It’s worth your time to follow one family’s experience with extreme Chinese Flu measures:The Perfect Vision Plague Diaries #1 – Andy Havens
So how is humanity keeping itself busy? Well, in a move that surprised nobody, certain names for the virus became racist this week, according to the people who used those names last week (and if carving out time for character assassination during a pandemic isn’t your clue that we might be a little too dependent on racism as a tool of socio-political expediency, then please, voluntarily and aggressively self-quarantine well after the “all-clear” is issued). I could make a list of things that are closed and canceled, but the links are pretty useful, and unless this crisis ends up deleting the internet, I think the info is safe (he said with a very “hold my beer” kind of feeling in his gut). Here’s the Governor’s coronavirus page, it appears pretty comprehensive and easy to follow, and it’ll have your state-level updates (until the capital is overrun by looters and Inslee is forced into the Olympia underground, eating rats cooked over fires of slow-burning hand sanitizer) (The Republicans will blame his liberal policies for the rats being there at all)(The Democrats will note, loudly, that there is a burn ban in effect)(The actual residents of Olympia will be going back out for sushi by then)

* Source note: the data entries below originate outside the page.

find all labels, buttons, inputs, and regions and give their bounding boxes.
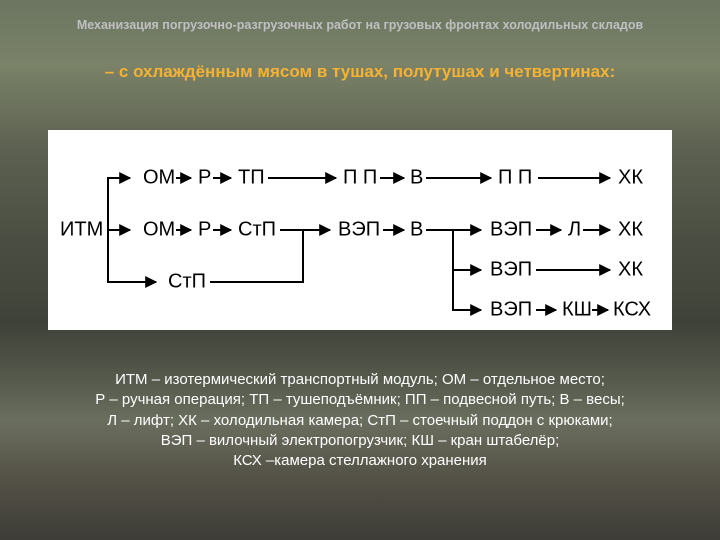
legend-line: Р – ручная операция; ТП – тушеподъёмник;…	[60, 390, 660, 410]
flow-node-om2: ОМ	[143, 218, 175, 240]
flow-node-itm: ИТМ	[60, 218, 103, 240]
flow-edge	[108, 178, 130, 230]
legend-line: КСХ –камера стеллажного хранения	[60, 451, 660, 471]
flow-node-hk1: ХК	[618, 166, 643, 188]
flow-node-ksh: КШ	[562, 298, 592, 320]
flow-node-r2: Р	[198, 218, 211, 240]
legend-line: ВЭП – вилочный электропогрузчик; КШ – кр…	[60, 431, 660, 451]
flow-node-hk3: ХК	[618, 258, 643, 280]
flow-node-pp1: П П	[343, 166, 377, 188]
slide: Механизация погрузочно-разгрузочных рабо…	[0, 0, 720, 540]
flow-node-l: Л	[568, 218, 581, 240]
flow-node-vep1: ВЭП	[338, 218, 380, 240]
legend-line: Л – лифт; ХК – холодильная камера; СтП –…	[60, 411, 660, 431]
flow-node-tp: ТП	[238, 166, 265, 188]
flow-node-v1: В	[410, 166, 423, 188]
subtitle: – с охлаждённым мясом в тушах, полутушах…	[0, 62, 720, 82]
flow-node-vep3: ВЭП	[490, 258, 532, 280]
flow-node-om1: ОМ	[143, 166, 175, 188]
flow-node-ksx: КСХ	[613, 298, 651, 320]
flowchart: ИТМ ОМ ОМ Р Р ТП СтП СтП П П ВЭП В В П П ВЭП ВЭП ВЭП Л КШ…	[48, 130, 672, 330]
flow-node-hk2: ХК	[618, 218, 643, 240]
legend: ИТМ – изотермический транспортный модуль…	[60, 370, 660, 471]
flow-node-vep2: ВЭП	[490, 218, 532, 240]
flow-node-stp2: СтП	[168, 270, 206, 292]
flow-node-pp2: П П	[498, 166, 532, 188]
flow-node-v2: В	[410, 218, 423, 240]
page-title: Механизация погрузочно-разгрузочных рабо…	[0, 18, 720, 32]
flow-node-r1: Р	[198, 166, 211, 188]
legend-line: ИТМ – изотермический транспортный модуль…	[60, 370, 660, 390]
flow-edge	[453, 230, 481, 270]
flow-node-vep4: ВЭП	[490, 298, 532, 320]
flow-node-stp1: СтП	[238, 218, 276, 240]
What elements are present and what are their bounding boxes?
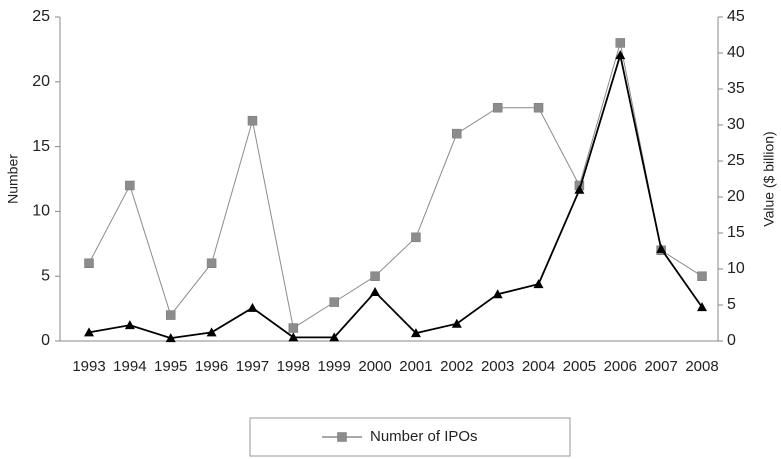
point bbox=[533, 102, 544, 113]
point bbox=[615, 38, 626, 48]
series-line bbox=[88, 42, 703, 329]
point bbox=[206, 327, 217, 337]
point bbox=[125, 180, 135, 191]
point bbox=[247, 302, 258, 312]
x-tick-label: 2003 bbox=[481, 358, 514, 375]
x-tick-label: 2001 bbox=[399, 358, 432, 375]
point bbox=[697, 302, 707, 312]
x-tick-label: 2002 bbox=[440, 358, 473, 375]
point bbox=[329, 297, 339, 307]
x-tick-label: 1998 bbox=[277, 358, 310, 375]
point bbox=[124, 320, 135, 330]
point bbox=[84, 258, 94, 268]
y2-tick-label: 5 bbox=[727, 296, 736, 313]
x-tick-label: 2006 bbox=[604, 358, 637, 375]
y2-tick-label: 35 bbox=[727, 80, 745, 97]
point bbox=[697, 271, 707, 281]
x-tick-label: 2005 bbox=[563, 358, 596, 375]
y2-axis-label: Value ($ billion) bbox=[761, 131, 777, 226]
series-line bbox=[88, 54, 703, 340]
y2-tick-label: 30 bbox=[727, 116, 745, 133]
x-tick-label: 1993 bbox=[72, 358, 105, 375]
point bbox=[288, 323, 299, 333]
point bbox=[165, 310, 176, 320]
x-tick-label: 2004 bbox=[522, 358, 555, 375]
point bbox=[533, 279, 544, 289]
point bbox=[206, 258, 217, 268]
legend-label: Number of IPOs bbox=[370, 428, 478, 445]
legend-box bbox=[249, 417, 571, 457]
y2-tick-label: 25 bbox=[727, 152, 745, 169]
y-tick-label: 20 bbox=[32, 73, 50, 90]
y2-tick-label: 45 bbox=[727, 8, 745, 25]
point bbox=[247, 115, 258, 126]
point bbox=[656, 243, 667, 253]
x-tick-label: 1997 bbox=[236, 358, 269, 375]
x-tick-label: 2007 bbox=[644, 358, 677, 375]
y2-tick-label: 20 bbox=[727, 188, 745, 205]
x-tick-label: 1996 bbox=[195, 358, 228, 375]
x-tick-label: 1995 bbox=[154, 358, 187, 375]
x-tick-label: 2008 bbox=[685, 358, 718, 375]
point bbox=[615, 50, 626, 60]
point bbox=[411, 232, 421, 243]
point bbox=[410, 328, 421, 338]
point bbox=[288, 332, 299, 342]
y-axis-label: Number bbox=[5, 154, 21, 204]
point bbox=[492, 289, 503, 299]
x-tick-label: 1994 bbox=[113, 358, 146, 375]
point bbox=[451, 318, 462, 328]
point bbox=[492, 102, 503, 113]
point bbox=[329, 332, 340, 342]
point bbox=[574, 184, 585, 194]
y-tick-label: 25 bbox=[32, 8, 50, 25]
x-tick-label: 1999 bbox=[318, 358, 351, 375]
y2-tick-label: 10 bbox=[727, 260, 745, 277]
point bbox=[337, 432, 347, 442]
point bbox=[370, 271, 380, 281]
y2-tick-label: 40 bbox=[727, 44, 745, 61]
y2-tick-label: 0 bbox=[727, 332, 736, 349]
point bbox=[84, 327, 94, 337]
x-tick-label: 2000 bbox=[358, 358, 391, 375]
point bbox=[452, 128, 462, 139]
y2-tick-label: 15 bbox=[727, 224, 745, 241]
y-tick-label: 5 bbox=[41, 267, 50, 284]
point bbox=[165, 333, 176, 343]
point bbox=[370, 287, 381, 297]
y-tick-label: 10 bbox=[32, 203, 50, 220]
y-tick-label: 15 bbox=[32, 138, 50, 155]
y-tick-label: 0 bbox=[41, 332, 50, 349]
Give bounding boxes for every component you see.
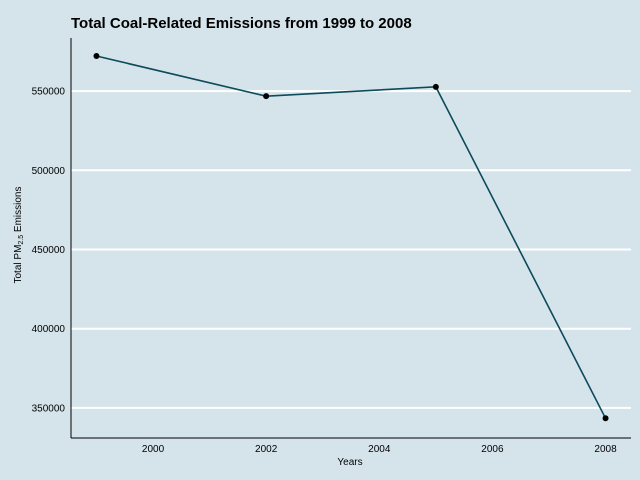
series-line-0 (96, 55, 607, 419)
x-axis-label: Years (337, 457, 362, 468)
y-tick-labels: 350000 400000 450000 500000 550000 (32, 87, 66, 415)
data-points (93, 53, 609, 422)
x-tick-label-2: 2004 (368, 444, 391, 455)
x-tick-label-3: 2006 (481, 444, 504, 455)
chart-title: Total Coal-Related Emissions from 1999 t… (71, 15, 412, 32)
data-point-2005 (432, 83, 439, 90)
series-line-layer (96, 55, 607, 419)
y-axis-label-main: Total PM (13, 245, 24, 284)
y-axis-label: Total PM2.5 Emissions (13, 187, 25, 284)
x-tick-label-1: 2002 (255, 444, 278, 455)
y-tick-label-3: 500000 (32, 166, 66, 177)
x-tick-label-4: 2008 (594, 444, 617, 455)
data-point-2008 (602, 415, 609, 422)
y-tick-label-0: 350000 (32, 403, 66, 414)
y-axis-label-rest: Emissions (13, 187, 24, 235)
y-tick-label-4: 550000 (32, 87, 66, 98)
y-axis-label-subscript: 2.5 (18, 235, 25, 245)
y-tick-label-2: 450000 (32, 245, 66, 256)
gridlines (71, 90, 631, 409)
y-tick-label-1: 400000 (32, 324, 66, 335)
x-tick-label-0: 2000 (142, 444, 165, 455)
axes (70, 38, 631, 439)
x-tick-labels: 2000 2002 2004 2006 2008 (142, 444, 617, 455)
data-point-2002 (263, 93, 270, 100)
data-point-1999 (93, 53, 100, 60)
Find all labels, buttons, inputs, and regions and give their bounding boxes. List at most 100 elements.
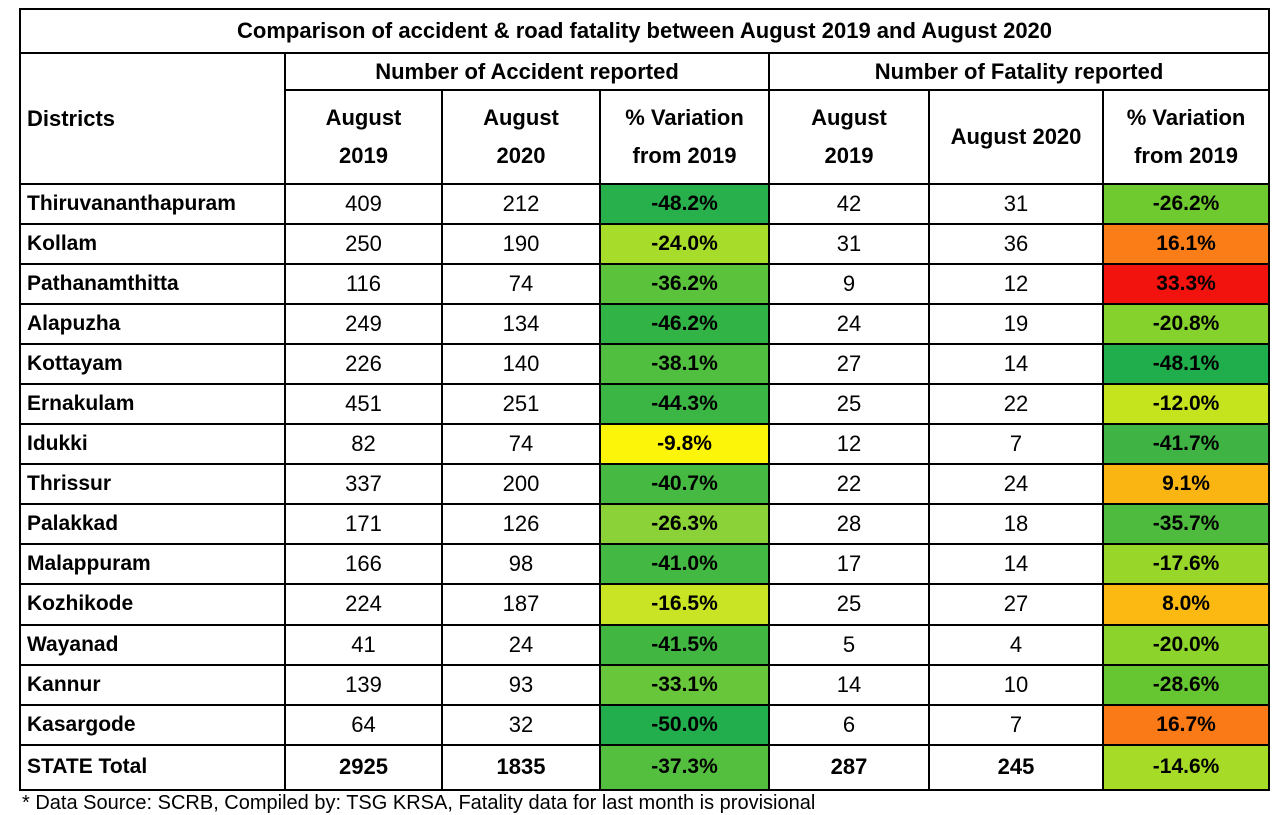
districts-header: Districts xyxy=(19,52,286,185)
district-cell: Kannur xyxy=(19,663,286,706)
table-row: Kannur 139 93 -33.1% 14 10 -28.6% xyxy=(19,663,1271,706)
fatality-2020-header: August 2020 xyxy=(928,89,1104,185)
fatality-2020-cell: 12 xyxy=(928,263,1104,306)
district-cell: Kozhikode xyxy=(19,583,286,626)
district-cell: Ernakulam xyxy=(19,383,286,426)
fatality-2020-cell: 245 xyxy=(928,743,1104,792)
fatality-2020-cell: 36 xyxy=(928,223,1104,266)
fatality-2019-cell: 42 xyxy=(768,182,930,226)
district-cell: Thiruvananthapuram xyxy=(19,182,286,226)
accident-variation-cell: -24.0% xyxy=(599,223,770,266)
accident-2019-cell: 337 xyxy=(284,463,443,506)
fatality-2020-cell: 7 xyxy=(928,423,1104,466)
fatality-2019-cell: 22 xyxy=(768,463,930,506)
accident-2020-cell: 98 xyxy=(441,543,601,586)
fatality-variation-cell: -48.1% xyxy=(1101,343,1271,386)
fatality-2019-cell: 14 xyxy=(768,663,930,706)
accident-variation-cell: -33.1% xyxy=(599,663,770,706)
accident-2020-cell: 93 xyxy=(441,663,601,706)
fatality-variation-cell: -12.0% xyxy=(1101,383,1271,426)
fatality-variation-cell: 8.0% xyxy=(1101,583,1271,626)
accident-2019-header: August 2019 xyxy=(284,89,443,185)
fatality-2019-cell: 27 xyxy=(768,343,930,386)
district-cell: Pathanamthitta xyxy=(19,263,286,306)
fatality-2020-cell: 19 xyxy=(928,303,1104,346)
fatality-2019-cell: 6 xyxy=(768,703,930,746)
fatality-2019-cell: 5 xyxy=(768,623,930,666)
fatality-2019-cell: 31 xyxy=(768,223,930,266)
fatality-variation-cell: -17.6% xyxy=(1101,543,1271,586)
fatality-2019-cell: 9 xyxy=(768,263,930,306)
fatality-variation-cell: -20.8% xyxy=(1101,303,1271,346)
accident-2020-cell: 24 xyxy=(441,623,601,666)
fatality-2020-cell: 14 xyxy=(928,543,1104,586)
fatality-2020-cell: 4 xyxy=(928,623,1104,666)
fatality-2019-cell: 17 xyxy=(768,543,930,586)
accident-2019-cell: 226 xyxy=(284,343,443,386)
accident-variation-cell: -16.5% xyxy=(599,583,770,626)
fatality-variation-cell: -20.0% xyxy=(1101,623,1271,666)
accident-2019-cell: 166 xyxy=(284,543,443,586)
accident-variation-cell: -50.0% xyxy=(599,703,770,746)
district-cell: Alapuzha xyxy=(19,303,286,346)
accident-2019-cell: 249 xyxy=(284,303,443,346)
table-row: Palakkad 171 126 -26.3% 28 18 -35.7% xyxy=(19,503,1271,546)
accident-variation-cell: -41.0% xyxy=(599,543,770,586)
district-cell: Thrissur xyxy=(19,463,286,506)
accident-variation-cell: -9.8% xyxy=(599,423,770,466)
accident-2020-cell: 32 xyxy=(441,703,601,746)
table-row: Kozhikode 224 187 -16.5% 25 27 8.0% xyxy=(19,583,1271,626)
table-row: Alapuzha 249 134 -46.2% 24 19 -20.8% xyxy=(19,303,1271,346)
accident-2019-cell: 116 xyxy=(284,263,443,306)
table-row: Kasargode 64 32 -50.0% 6 7 16.7% xyxy=(19,703,1271,746)
fatality-group-header: Number of Fatality reported xyxy=(767,52,1271,91)
accident-variation-cell: -38.1% xyxy=(599,343,770,386)
accident-2020-cell: 74 xyxy=(441,263,601,306)
fatality-variation-header: % Variation from 2019 xyxy=(1101,89,1271,185)
table-row: Kollam 250 190 -24.0% 31 36 16.1% xyxy=(19,223,1271,266)
fatality-variation-cell: -35.7% xyxy=(1101,503,1271,546)
accident-2019-cell: 250 xyxy=(284,223,443,266)
accident-2020-cell: 134 xyxy=(441,303,601,346)
table-row: Pathanamthitta 116 74 -36.2% 9 12 33.3% xyxy=(19,263,1271,306)
district-cell: Wayanad xyxy=(19,623,286,666)
table-row: Kottayam 226 140 -38.1% 27 14 -48.1% xyxy=(19,343,1271,386)
accident-2020-cell: 200 xyxy=(441,463,601,506)
accident-2019-cell: 224 xyxy=(284,583,443,626)
fatality-variation-cell: 9.1% xyxy=(1101,463,1271,506)
accident-variation-cell: -26.3% xyxy=(599,503,770,546)
district-cell: Idukki xyxy=(19,423,286,466)
state-total-row: STATE Total 2925 1835 -37.3% 287 245 -14.6% xyxy=(19,743,1271,792)
accident-variation-cell: -41.5% xyxy=(599,623,770,666)
accident-2019-cell: 409 xyxy=(284,182,443,226)
fatality-2019-cell: 25 xyxy=(768,583,930,626)
fatality-2019-cell: 24 xyxy=(768,303,930,346)
accident-2019-cell: 139 xyxy=(284,663,443,706)
fatality-2020-cell: 18 xyxy=(928,503,1104,546)
fatality-2019-cell: 12 xyxy=(768,423,930,466)
accident-variation-cell: -44.3% xyxy=(599,383,770,426)
accident-2020-cell: 1835 xyxy=(441,743,601,792)
comparison-table: Comparison of accident & road fatality b… xyxy=(18,8,1271,792)
fatality-2020-cell: 7 xyxy=(928,703,1104,746)
fatality-variation-cell: -28.6% xyxy=(1101,663,1271,706)
district-cell: Kasargode xyxy=(19,703,286,746)
accident-2019-cell: 64 xyxy=(284,703,443,746)
accident-2019-cell: 82 xyxy=(284,423,443,466)
fatality-2020-cell: 31 xyxy=(928,182,1104,226)
fatality-variation-cell: -26.2% xyxy=(1101,182,1271,226)
accident-variation-header: % Variation from 2019 xyxy=(599,89,770,185)
accident-2019-cell: 41 xyxy=(284,623,443,666)
fatality-2020-cell: 14 xyxy=(928,343,1104,386)
district-cell: Kollam xyxy=(19,223,286,266)
accident-2020-cell: 212 xyxy=(441,182,601,226)
accident-group-header: Number of Accident reported xyxy=(284,52,770,91)
table-row: Malappuram 166 98 -41.0% 17 14 -17.6% xyxy=(19,543,1271,586)
accident-2020-cell: 140 xyxy=(441,343,601,386)
accident-2020-cell: 190 xyxy=(441,223,601,266)
table-body: Thiruvananthapuram 409 212 -48.2% 42 31 -26.2%… xyxy=(19,182,1271,792)
accident-2019-cell: 2925 xyxy=(284,743,443,792)
fatality-2020-cell: 10 xyxy=(928,663,1104,706)
fatality-2020-cell: 27 xyxy=(928,583,1104,626)
table-title: Comparison of accident & road fatality b… xyxy=(18,8,1271,54)
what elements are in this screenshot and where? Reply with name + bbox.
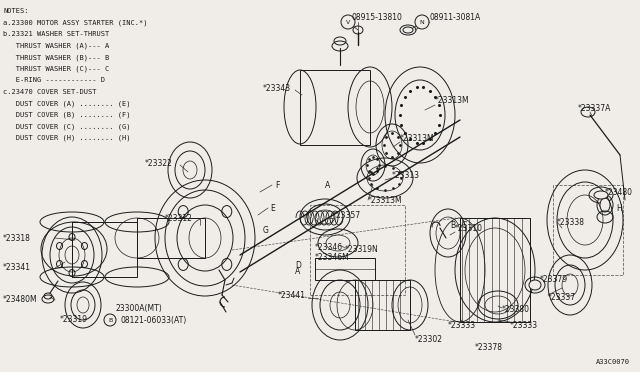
Bar [315,258,375,280]
Text: b.23321 WASHER SET-THRUST: b.23321 WASHER SET-THRUST [3,31,109,37]
Bar [460,218,530,322]
Bar [300,70,370,145]
Text: NOTES:: NOTES: [3,8,29,14]
Text: THRUST WASHER (C)--- C: THRUST WASHER (C)--- C [3,65,109,72]
Text: *23343: *23343 [263,83,291,93]
Text: THRUST WASHER (A)--- A: THRUST WASHER (A)--- A [3,42,109,49]
Text: *23337: *23337 [548,294,576,302]
Text: *23319N: *23319N [345,246,379,254]
Text: A33C0070: A33C0070 [596,359,630,365]
Text: B: B [450,221,455,230]
Circle shape [415,15,429,29]
Text: *23357: *23357 [333,211,361,219]
Text: DUST COVER (B) ........ (F): DUST COVER (B) ........ (F) [3,112,131,118]
Ellipse shape [403,27,413,33]
Text: *23313M: *23313M [368,196,403,205]
Text: *23346M: *23346M [315,253,349,263]
Circle shape [104,314,116,326]
Circle shape [341,15,355,29]
Text: *23480: *23480 [605,187,633,196]
Text: *23338: *23338 [557,218,585,227]
Text: *23313: *23313 [392,170,420,180]
Text: F: F [275,180,280,189]
Text: 08911-3081A: 08911-3081A [430,13,481,22]
Text: G: G [263,225,269,234]
Ellipse shape [594,191,608,199]
Bar [310,205,405,295]
Text: A: A [295,267,300,276]
Text: DUST COVER (A) ........ (E): DUST COVER (A) ........ (E) [3,100,131,106]
Bar [553,185,623,275]
Ellipse shape [529,280,541,290]
Text: *23318: *23318 [3,234,31,243]
Text: H: H [616,203,621,212]
Text: N: N [420,19,424,25]
Text: C: C [462,221,467,230]
Text: D: D [295,260,301,269]
Text: A: A [325,180,330,189]
Text: V: V [346,19,350,25]
Text: *23312: *23312 [165,214,193,222]
Text: *23313M: *23313M [435,96,470,105]
Text: *23341: *23341 [3,263,31,273]
Text: *23322: *23322 [145,158,173,167]
Bar [72,222,137,277]
Bar [355,280,410,330]
Text: 08121-06033(AT): 08121-06033(AT) [120,315,186,324]
Text: *23310: *23310 [455,224,483,232]
Text: *23319: *23319 [60,315,88,324]
Text: DUST COVER (H) ........ (H): DUST COVER (H) ........ (H) [3,135,131,141]
Text: a.23300 MOTOR ASSY STARTER (INC.*): a.23300 MOTOR ASSY STARTER (INC.*) [3,19,147,26]
Text: DUST COVER (C) ........ (G): DUST COVER (C) ........ (G) [3,123,131,129]
Text: *23378: *23378 [475,343,503,353]
Text: *23313M: *23313M [400,134,435,142]
Bar [137,218,205,258]
Text: *23380: *23380 [502,305,530,314]
Text: *23333: *23333 [510,321,538,330]
Text: *23480M: *23480M [3,295,38,305]
Text: *23441: *23441 [278,291,306,299]
Text: *23333: *23333 [448,321,476,330]
Text: 23300A(MT): 23300A(MT) [115,304,162,312]
Text: E: E [270,203,275,212]
Ellipse shape [600,198,610,212]
Text: E-RING ------------ D: E-RING ------------ D [3,77,105,83]
Text: *23379: *23379 [540,276,568,285]
Text: c.23470 COVER SET-DUST: c.23470 COVER SET-DUST [3,89,97,94]
Text: B: B [108,317,112,323]
Text: *23337A: *23337A [578,103,611,112]
Text: THRUST WASHER (B)--- B: THRUST WASHER (B)--- B [3,54,109,61]
Text: *23302: *23302 [415,336,443,344]
Text: 08915-13810: 08915-13810 [352,13,403,22]
Text: *23346: *23346 [315,244,343,253]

Ok, so I’ve finally done it. I’ve officially made hand-sanitizer. So what? Essential oils and everything. I’m like a chuffed-up CDC mommy-blogger or something. It was more out of boredom than anything else. I mean, we have hand sanitizer, though not in “bug-out bunker” quantities. And we wash our hands. So the homemade sanitizer is something of an extra, a plague-time accouterment. We had some rubbing alcohol on hand for first aid and general utility purposes, and any family with kids has aloe in a cupboard somewhere (even in the bleak Northwest). A quick google for the alcohol-to-aloe ratio, a healthy dose of lavender oil to dull the fumes, and Bob’s yer uncle.